Lellouche é uma espécie de cara do Festival Varilux. Está presente em outros dois filmes: Golias (2022), que retrata o debate sobre o uso de agrotóxicos, e Kompromat (2022), suspense baseado na história real de um diretor da Aliança Francesa na Sibéria que acaba preso devido a uma armação do Serviço Federal de Segurança da Federação Russa, o FSB (a antiga KGB). O ator foi um dos artistas trazidos ao Brasil para divulgar o evento e participar de uma rodada de entrevistas no hotel Fairmont Rio de Janeiro, em Copacabana, na última quinta-feira (23). Também estavam presentes os diretores Régis Roinsard (Esperando Bojangles), Diastème (O Mundo de Ontem), Eric Gravel (Contratempos) e Carine Tardieu (Os Jovens Amantes). A seguir, falo mais sobre alguns desses filmes e reproduzo trechos das conversas com a delegação francesa. Para ver a programação completa, acesse este site (o Espaço Bourbon Country ainda não divulgou a grade da segunda semana).

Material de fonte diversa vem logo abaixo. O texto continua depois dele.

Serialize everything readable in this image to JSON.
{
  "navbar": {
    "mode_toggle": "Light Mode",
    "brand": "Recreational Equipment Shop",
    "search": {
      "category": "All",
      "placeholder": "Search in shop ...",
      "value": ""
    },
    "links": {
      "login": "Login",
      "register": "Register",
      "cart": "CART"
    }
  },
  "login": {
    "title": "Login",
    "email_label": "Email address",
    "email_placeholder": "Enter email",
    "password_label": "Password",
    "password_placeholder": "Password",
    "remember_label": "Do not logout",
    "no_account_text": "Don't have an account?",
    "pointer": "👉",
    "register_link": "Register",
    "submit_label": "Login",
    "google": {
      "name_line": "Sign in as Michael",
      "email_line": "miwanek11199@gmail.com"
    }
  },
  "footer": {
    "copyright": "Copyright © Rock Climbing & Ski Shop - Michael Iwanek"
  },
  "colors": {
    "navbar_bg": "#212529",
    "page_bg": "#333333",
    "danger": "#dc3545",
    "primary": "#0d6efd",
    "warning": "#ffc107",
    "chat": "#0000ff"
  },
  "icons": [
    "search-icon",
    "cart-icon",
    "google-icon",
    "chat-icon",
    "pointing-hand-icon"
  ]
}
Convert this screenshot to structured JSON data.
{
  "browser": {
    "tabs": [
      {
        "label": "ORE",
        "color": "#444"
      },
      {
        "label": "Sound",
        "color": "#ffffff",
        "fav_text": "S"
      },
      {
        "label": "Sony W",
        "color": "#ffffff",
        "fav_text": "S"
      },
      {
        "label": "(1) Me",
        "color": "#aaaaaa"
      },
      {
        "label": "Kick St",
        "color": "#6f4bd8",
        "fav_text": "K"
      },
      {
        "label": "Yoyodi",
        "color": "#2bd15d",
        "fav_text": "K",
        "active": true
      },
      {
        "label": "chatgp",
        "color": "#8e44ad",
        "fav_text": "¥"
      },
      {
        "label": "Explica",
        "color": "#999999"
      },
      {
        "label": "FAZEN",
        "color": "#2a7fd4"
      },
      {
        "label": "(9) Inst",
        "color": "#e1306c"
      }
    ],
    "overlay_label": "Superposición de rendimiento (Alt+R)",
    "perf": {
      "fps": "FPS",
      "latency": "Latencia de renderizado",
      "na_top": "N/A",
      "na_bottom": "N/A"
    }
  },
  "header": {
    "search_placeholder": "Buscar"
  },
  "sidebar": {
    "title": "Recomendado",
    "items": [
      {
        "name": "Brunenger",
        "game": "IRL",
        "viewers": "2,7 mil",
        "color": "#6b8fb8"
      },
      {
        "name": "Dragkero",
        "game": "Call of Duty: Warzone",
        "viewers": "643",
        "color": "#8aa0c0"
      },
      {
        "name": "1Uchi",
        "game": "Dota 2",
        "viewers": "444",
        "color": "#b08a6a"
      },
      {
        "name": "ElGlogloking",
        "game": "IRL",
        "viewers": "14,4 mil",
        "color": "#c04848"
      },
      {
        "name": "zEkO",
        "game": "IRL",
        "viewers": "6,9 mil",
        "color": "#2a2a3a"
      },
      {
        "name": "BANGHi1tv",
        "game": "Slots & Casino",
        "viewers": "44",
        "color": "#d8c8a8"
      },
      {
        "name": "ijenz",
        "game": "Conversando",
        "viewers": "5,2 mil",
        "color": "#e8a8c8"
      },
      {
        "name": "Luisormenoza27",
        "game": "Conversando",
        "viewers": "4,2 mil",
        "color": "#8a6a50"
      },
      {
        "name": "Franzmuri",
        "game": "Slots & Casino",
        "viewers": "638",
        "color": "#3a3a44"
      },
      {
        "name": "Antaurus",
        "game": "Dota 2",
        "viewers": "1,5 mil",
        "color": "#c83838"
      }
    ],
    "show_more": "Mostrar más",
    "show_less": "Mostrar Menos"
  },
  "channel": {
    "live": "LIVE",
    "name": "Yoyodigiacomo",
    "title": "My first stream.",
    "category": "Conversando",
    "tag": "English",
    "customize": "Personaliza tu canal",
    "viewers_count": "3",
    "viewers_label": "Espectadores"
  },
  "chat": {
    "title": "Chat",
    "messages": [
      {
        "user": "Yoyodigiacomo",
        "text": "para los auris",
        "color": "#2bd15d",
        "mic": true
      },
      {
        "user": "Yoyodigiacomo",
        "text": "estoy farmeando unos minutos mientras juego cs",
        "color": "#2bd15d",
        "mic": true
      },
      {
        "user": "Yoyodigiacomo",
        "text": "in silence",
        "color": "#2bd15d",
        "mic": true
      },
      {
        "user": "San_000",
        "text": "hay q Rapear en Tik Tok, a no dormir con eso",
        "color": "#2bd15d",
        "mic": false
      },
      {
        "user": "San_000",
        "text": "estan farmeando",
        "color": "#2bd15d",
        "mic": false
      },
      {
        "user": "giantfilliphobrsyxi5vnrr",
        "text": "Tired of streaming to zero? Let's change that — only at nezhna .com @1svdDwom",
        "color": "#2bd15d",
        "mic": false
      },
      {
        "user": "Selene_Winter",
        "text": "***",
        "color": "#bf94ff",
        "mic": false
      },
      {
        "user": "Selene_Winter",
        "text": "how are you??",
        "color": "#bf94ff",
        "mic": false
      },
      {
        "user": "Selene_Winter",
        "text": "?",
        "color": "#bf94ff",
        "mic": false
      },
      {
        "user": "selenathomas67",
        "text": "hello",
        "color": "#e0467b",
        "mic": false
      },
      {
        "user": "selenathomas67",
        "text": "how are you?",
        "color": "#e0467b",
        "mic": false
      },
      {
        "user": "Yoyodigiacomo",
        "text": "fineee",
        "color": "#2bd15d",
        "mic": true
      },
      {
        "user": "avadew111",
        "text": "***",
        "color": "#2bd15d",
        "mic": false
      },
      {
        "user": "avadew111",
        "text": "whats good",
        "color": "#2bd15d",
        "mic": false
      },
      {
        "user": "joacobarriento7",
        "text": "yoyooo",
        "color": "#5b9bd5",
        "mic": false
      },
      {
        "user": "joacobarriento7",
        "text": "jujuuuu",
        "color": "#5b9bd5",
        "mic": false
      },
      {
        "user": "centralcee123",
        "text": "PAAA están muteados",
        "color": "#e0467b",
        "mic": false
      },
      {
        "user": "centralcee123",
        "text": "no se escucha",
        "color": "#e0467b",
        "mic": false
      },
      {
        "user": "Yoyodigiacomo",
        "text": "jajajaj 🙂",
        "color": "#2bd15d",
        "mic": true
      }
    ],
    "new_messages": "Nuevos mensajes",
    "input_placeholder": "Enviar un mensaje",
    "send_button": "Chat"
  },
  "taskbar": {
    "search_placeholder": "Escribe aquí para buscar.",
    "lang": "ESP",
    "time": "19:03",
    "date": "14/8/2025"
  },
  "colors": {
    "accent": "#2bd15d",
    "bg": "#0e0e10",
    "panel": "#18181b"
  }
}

(*) O colunista viajou ao Rio a convite do Festival Varilux de Cinema Francês
O Acontecimento (2021)
De Audrey Diwan. Na França de 1963, Anne (Anamaria Vartolomei), uma estudante promissora, engravida. Em nome de seu futuro, ela decide abortar, desafiando a lei em uma jornada por conta própria. Sessões no Cine Grand Café: 30/6, às 16h30min, e 5/7, às 16h30min. Sessão no Espaço Bourbon Country: 29/6, às 21h. Sessão na Sala Paulo Amorim: 12/7, às 19h.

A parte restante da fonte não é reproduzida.